The above is quoted from The Body Keeps the Score

Early childhood trauma was the original cause of my behaviors, rages, instability, years upon decades of therapy and flight to the relative safety of a hospital ward.

I am not alone by any stretch. But it is myself I have been forced to live with and through while I watched my chaotic life unfold as if with a will of its own.

The earliest trauma aiding in the wiring of my brain I cannot say. I know from tales from siblings there were vicious beatings I would have likely witnessed. I remember the day my sister Sharon was beaten. I was very small. My sister Joyce asked if I had to stay and watch, as all the other children were forced to. Ma said I could go to my room. Sadly my room was directly above the living room where the beating took place. I heard the screams clearly through the floorboards as I stood alone, terrified. It was not until 2007 the story was told to me of the physical damage done to my sister. Mother gripped her hair by the curlers in it while Dad beat her butt. the bruises were nothing compared to the tufts of hair yanked from her head.

Do I need to be so graphic?
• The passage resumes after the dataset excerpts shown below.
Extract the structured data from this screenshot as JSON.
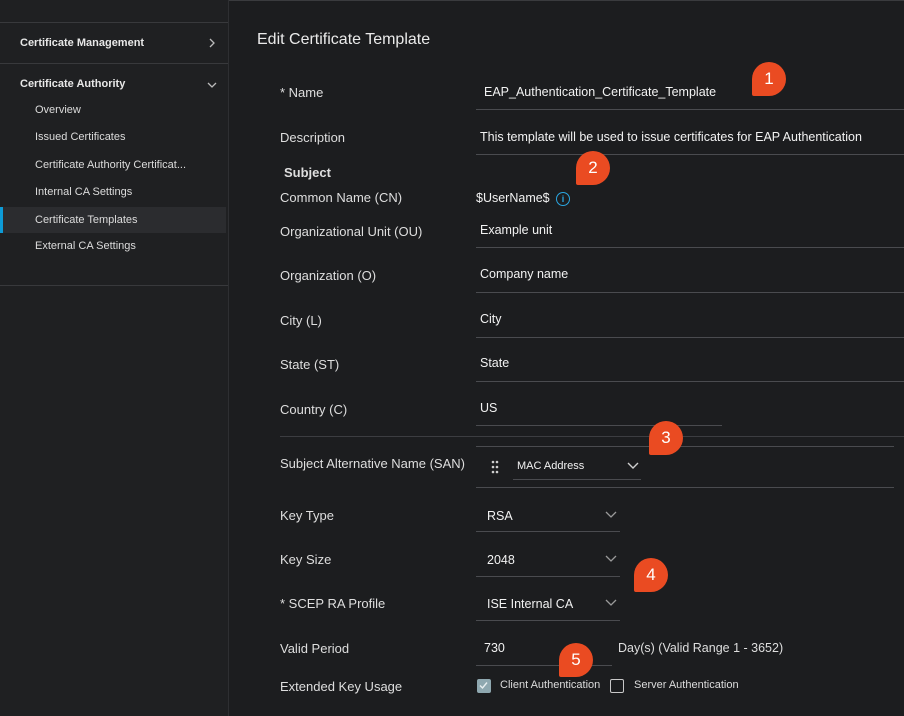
{
  "sidebar": {
    "groups": [
      {
        "label": "Certificate Management",
        "chevron": "chevron-right-icon"
      },
      {
        "label": "Certificate Authority",
        "chevron": "chevron-down-icon"
      }
    ],
    "items": [
      {
        "label": "Overview"
      },
      {
        "label": "Issued Certificates"
      },
      {
        "label": "Certificate Authority Certificat..."
      },
      {
        "label": "Internal CA Settings"
      },
      {
        "label": "Certificate Templates"
      },
      {
        "label": "External CA Settings"
      }
    ],
    "active_item": "Certificate Templates",
    "accent_color": "#0d9bd7"
  },
  "form": {
    "title": "Edit Certificate Template",
    "name": {
      "label": "* Name",
      "value": "EAP_Authentication_Certificate_Template"
    },
    "description": {
      "label": "Description",
      "value": "This template will be used to issue certificates for EAP Authentication"
    },
    "subject_heading": "Subject",
    "cn": {
      "label": "Common Name (CN)",
      "value": "$UserName$",
      "icon": "info-icon"
    },
    "ou": {
      "label": "Organizational Unit (OU)",
      "value": "Example unit"
    },
    "org": {
      "label": "Organization (O)",
      "value": "Company name"
    },
    "city": {
      "label": "City (L)",
      "value": "City"
    },
    "state": {
      "label": "State (ST)",
      "value": "State"
    },
    "country": {
      "label": "Country (C)",
      "value": "US"
    },
    "san": {
      "label": "Subject Alternative Name (SAN)",
      "value": "MAC Address"
    },
    "key_type": {
      "label": "Key Type",
      "value": "RSA"
    },
    "key_size": {
      "label": "Key Size",
      "value": "2048"
    },
    "scep": {
      "label": "* SCEP RA Profile",
      "value": "ISE Internal CA"
    },
    "valid": {
      "label": "Valid Period",
      "value": "730",
      "suffix": "Day(s) (Valid Range 1 - 3652)"
    },
    "eku": {
      "label": "Extended Key Usage",
      "options": [
        {
          "label": "Client Authentication",
          "checked": true
        },
        {
          "label": "Server Authentication",
          "checked": false
        }
      ]
    }
  },
  "badges": [
    "1",
    "2",
    "3",
    "4",
    "5"
  ],
  "badge_color": "#ea4b22"
}
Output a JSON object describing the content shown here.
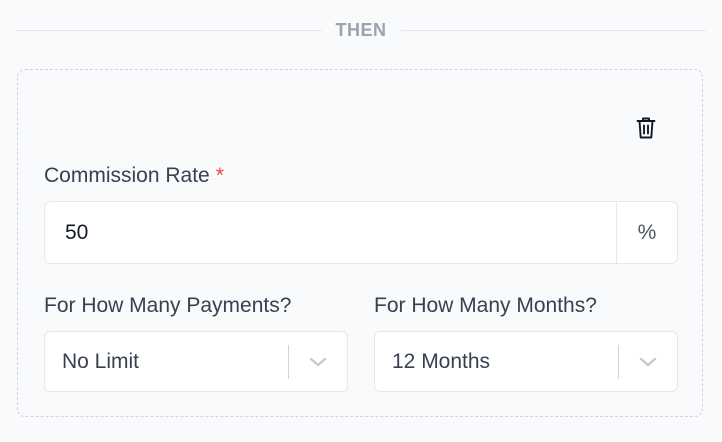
{
  "divider": {
    "label": "THEN"
  },
  "actions": {
    "delete_icon": "trash-icon"
  },
  "commission_rate": {
    "label": "Commission Rate",
    "required_marker": "*",
    "value": "50",
    "suffix": "%"
  },
  "payments": {
    "label": "For How Many Payments?",
    "selected": "No Limit",
    "icon": "chevron-down-icon"
  },
  "months": {
    "label": "For How Many Months?",
    "selected": "12 Months",
    "icon": "chevron-down-icon"
  },
  "colors": {
    "required": "#ef4444",
    "border": "#e5e7eb",
    "background": "#f9fafb"
  }
}
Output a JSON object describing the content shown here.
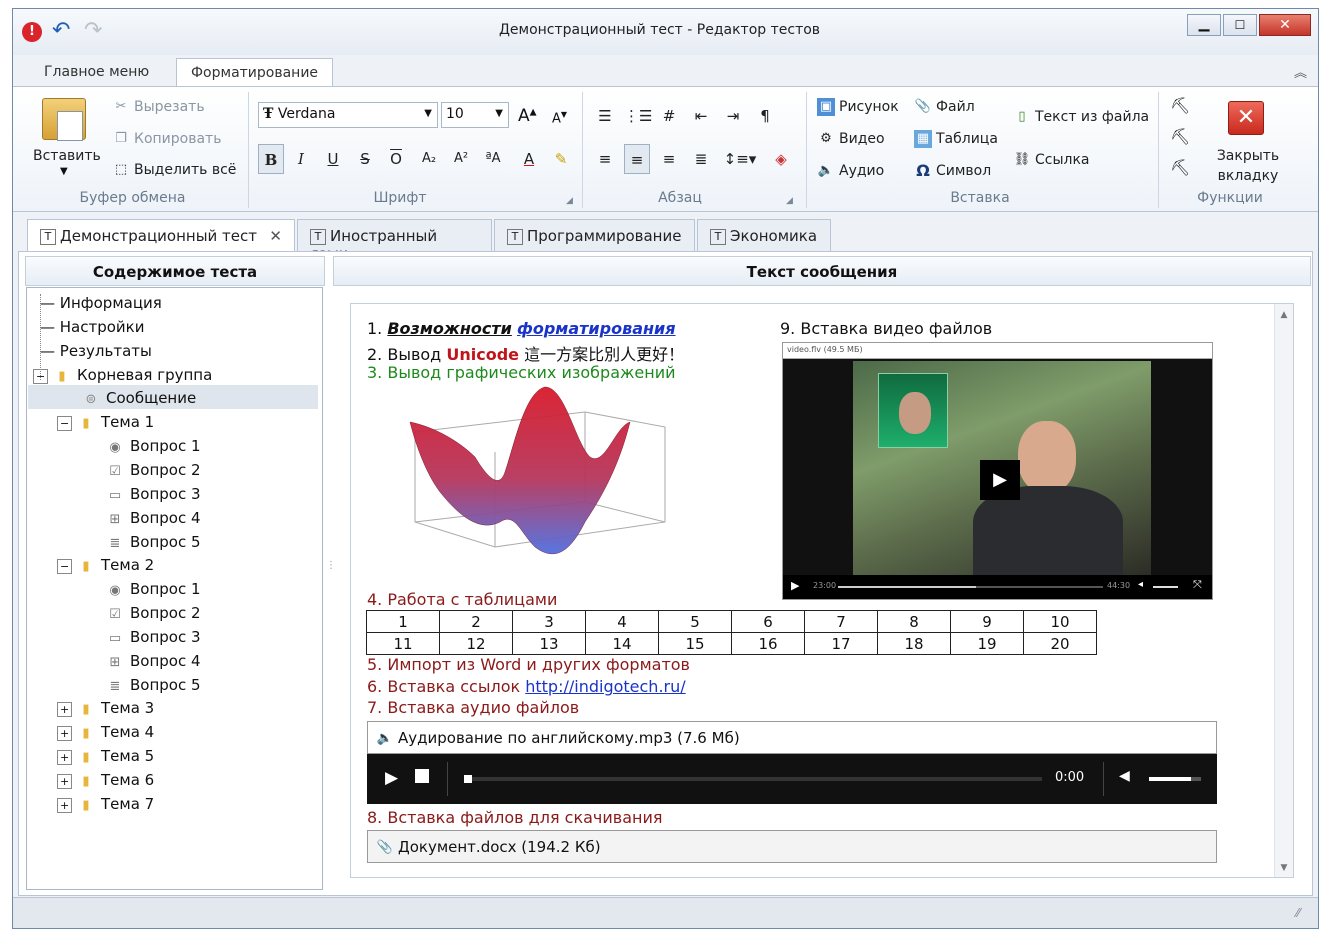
{
  "window": {
    "title": "Демонстрационный тест - Редактор тестов"
  },
  "ribbon_tabs": [
    "Главное меню",
    "Форматирование"
  ],
  "clipboard": {
    "paste": "Вставить",
    "cut": "Вырезать",
    "copy": "Копировать",
    "select_all": "Выделить всё",
    "group": "Буфер обмена"
  },
  "font": {
    "family": "Verdana",
    "size": "10",
    "group": "Шрифт"
  },
  "paragraph": {
    "group": "Абзац"
  },
  "insert": {
    "picture": "Рисунок",
    "video": "Видео",
    "audio": "Аудио",
    "file": "Файл",
    "table": "Таблица",
    "symbol": "Символ",
    "text_from_file": "Текст из файла",
    "link": "Ссылка",
    "group": "Вставка"
  },
  "functions": {
    "close_tab": "Закрыть вкладку",
    "group": "Функции"
  },
  "doc_tabs": [
    "Демонстрационный тест",
    "Иностранный язык",
    "Программирование",
    "Экономика"
  ],
  "left_panel": {
    "title": "Содержимое теста"
  },
  "right_panel": {
    "title": "Текст сообщения"
  },
  "tree": {
    "info": "Информация",
    "settings": "Настройки",
    "results": "Результаты",
    "root": "Корневая группа",
    "message": "Сообщение",
    "topics": [
      "Тема 1",
      "Тема 2",
      "Тема 3",
      "Тема 4",
      "Тема 5",
      "Тема 6",
      "Тема 7"
    ],
    "questions": [
      "Вопрос 1",
      "Вопрос 2",
      "Вопрос 3",
      "Вопрос 4",
      "Вопрос 5"
    ]
  },
  "message": {
    "l1_num": "1.",
    "l1_a": "Возможности",
    "l1_b": "форматирования",
    "l2_a": "2. Вывод",
    "l2_b": "Unicode",
    "l2_c": "這一方案比別人更好！",
    "l3": "3. Вывод графических изображений",
    "l4": "4. Работа с таблицами",
    "table": [
      [
        "1",
        "2",
        "3",
        "4",
        "5",
        "6",
        "7",
        "8",
        "9",
        "10"
      ],
      [
        "11",
        "12",
        "13",
        "14",
        "15",
        "16",
        "17",
        "18",
        "19",
        "20"
      ]
    ],
    "l5": "5. Импорт из Word и других форматов",
    "l6": "6. Вставка ссылок",
    "l6_link": "http://indigotech.ru/",
    "l7": "7. Вставка аудио файлов",
    "audio_name": "Аудирование по английскому.mp3 (7.6 Мб)",
    "audio_time": "0:00",
    "l8": "8. Вставка файлов для скачивания",
    "doc_name": "Документ.docx (194.2 Кб)",
    "l9": "9. Вставка видео файлов",
    "video_title": "video.flv (49.5 МБ)",
    "video_start": "23:00",
    "video_end": "44:30"
  },
  "colors": {
    "accent_red": "#c0141a",
    "link_blue": "#1a33c9",
    "green": "#1e8a1e",
    "maroon": "#8b1a1a"
  }
}
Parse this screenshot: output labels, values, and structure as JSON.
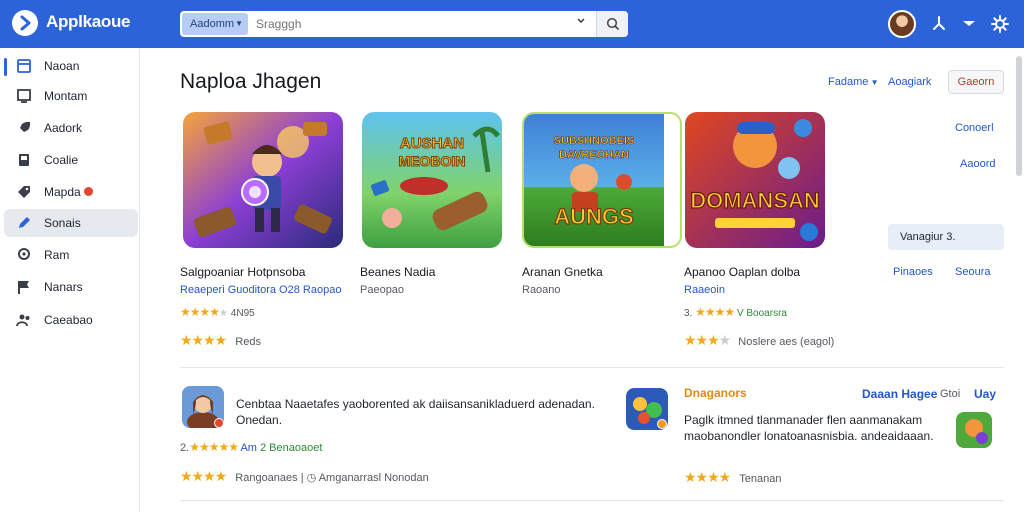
{
  "header": {
    "app_name": "Applkaoue",
    "search_scope": "Aadomm",
    "search_placeholder": "Sragggh",
    "icons": [
      "logo-icon",
      "search-icon",
      "share-icon",
      "download-icon",
      "gear-icon"
    ]
  },
  "sidebar": {
    "items": [
      {
        "label": "Naoan",
        "icon": "store-icon"
      },
      {
        "label": "Montam",
        "icon": "monitor-icon"
      },
      {
        "label": "Aadork",
        "icon": "rocket-icon"
      },
      {
        "label": "Coalie",
        "icon": "device-icon"
      },
      {
        "label": "Mapda",
        "icon": "tag-icon"
      },
      {
        "label": "Sonais",
        "icon": "pencil-icon"
      },
      {
        "label": "Ram",
        "icon": "location-icon"
      },
      {
        "label": "Nanars",
        "icon": "flag-icon"
      },
      {
        "label": "Caeabao",
        "icon": "people-icon"
      }
    ]
  },
  "main": {
    "title": "Naploa Jhagen",
    "links": [
      "Fadame",
      "Aoagiark"
    ],
    "action_button": "Gaeorn",
    "side_links": [
      "Conoerl",
      "Aaoord"
    ],
    "side_box": "Vanagiur 3.",
    "side_bottom_links": [
      "Pinaoes",
      "Seoura"
    ]
  },
  "cards": [
    {
      "title": "Salgpoaniar Hotpnsoba",
      "developer": "Reaeperi Guoditora O28 Raopao",
      "developer_color": "#2457c5",
      "rating_text": "4N95",
      "meta": "Reds",
      "thumb_text": ""
    },
    {
      "title": "Beanes Nadia",
      "developer": "Paeopao",
      "developer_color": "#55595f",
      "rating_text": "",
      "meta": "",
      "thumb_text": "AUSHAN MEOBOIN"
    },
    {
      "title": "Aranan Gnetka",
      "developer": "Raoano",
      "developer_color": "#55595f",
      "rating_text": "",
      "meta": "",
      "thumb_text": "AUNGS"
    },
    {
      "title": "Apanoo Oaplan dolba",
      "developer": "Raaeoin",
      "developer_color": "#2457c5",
      "rating_text": "V Booarsra",
      "rating_prefix": "3.",
      "meta": "Noslere aes (eagol)",
      "thumb_text": "DOMANSAN"
    }
  ],
  "list": [
    {
      "text": "Cenbtaa Naaetafes yaoborented ak daiisansanikladuerd adenadan. Onedan.",
      "rating_prefix": "2.",
      "rating_label": "Am",
      "rating_value": "2 Benaoaoet",
      "footer": "Rangoanaes",
      "footer_detail": "Amganarrasl Nonodan"
    },
    {
      "title": "Dnaganors",
      "extra_a": "Daaan Hagee",
      "extra_b": "Gtoi",
      "extra_c": "Uay",
      "text": "Paglk itmned tlanmanader flen aanmanakam maobanondler lonatoanasnisbia. andeaidaaan.",
      "footer": "Tenanan"
    }
  ],
  "colors": {
    "header_bg": "#2c63d8",
    "link": "#2457c5",
    "star": "#f2a81d",
    "badge": "#e5462e",
    "accent_orange": "#e08a1a"
  }
}
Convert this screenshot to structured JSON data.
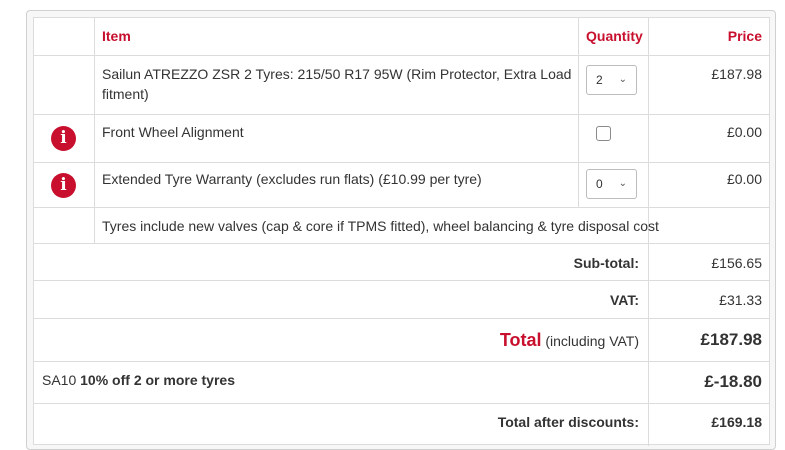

People I love have been led to believe the worst of me, far worse than the life I am responsible for.

Now I get some measure of relief just to know my chaotic life had a beginning in the early wiring of my brain to fight or flight always very much alone and confused and frustrated by choices I could not believe I made out of any rational mind. Now I get to work on rewiring what can be and hopefully put my flight shoes away forever.

How many are there? Tens of millions I suspect. if there were only some way to heal together.

Wait! What if we begin to understand things and people and stop judging and stereotyping. I never chose my life. I was set upon a wild ride at the circus of life and no matter how I willed it, could not dismount while life just spun further and further out of control. That does neither excuse my effect on others along the way or absolved me.

And no matter what I say or do, or what I learn, undoing the defamation, ridicule and hate from people who swear I had a wonderful childhood is beyond my power. It is also beyond my purpose.

I am me, and I can never be the woman many people think me to be, hateful, cruel, a liar and loose woman, and selfish beyond contempt in spite of having an idyllic childhood.

I am me, scarred and worn out from an entire life of abuse and loss of most of my “family.” I am a woman who will always get up more than I fall down and a woman teachable now that there is something pertinent to learn. I am also a woman who wishes to pass on whatever it is of recovery that I can because that is what all good people should do. My sister Joyce called that “grandiose” to think I had something to say or share. What I think is grandiose is a family who haughtily stands by the imaginary “family” they dreamed up in their minds to hide the truth. They have no power to help anyone, not even themselves.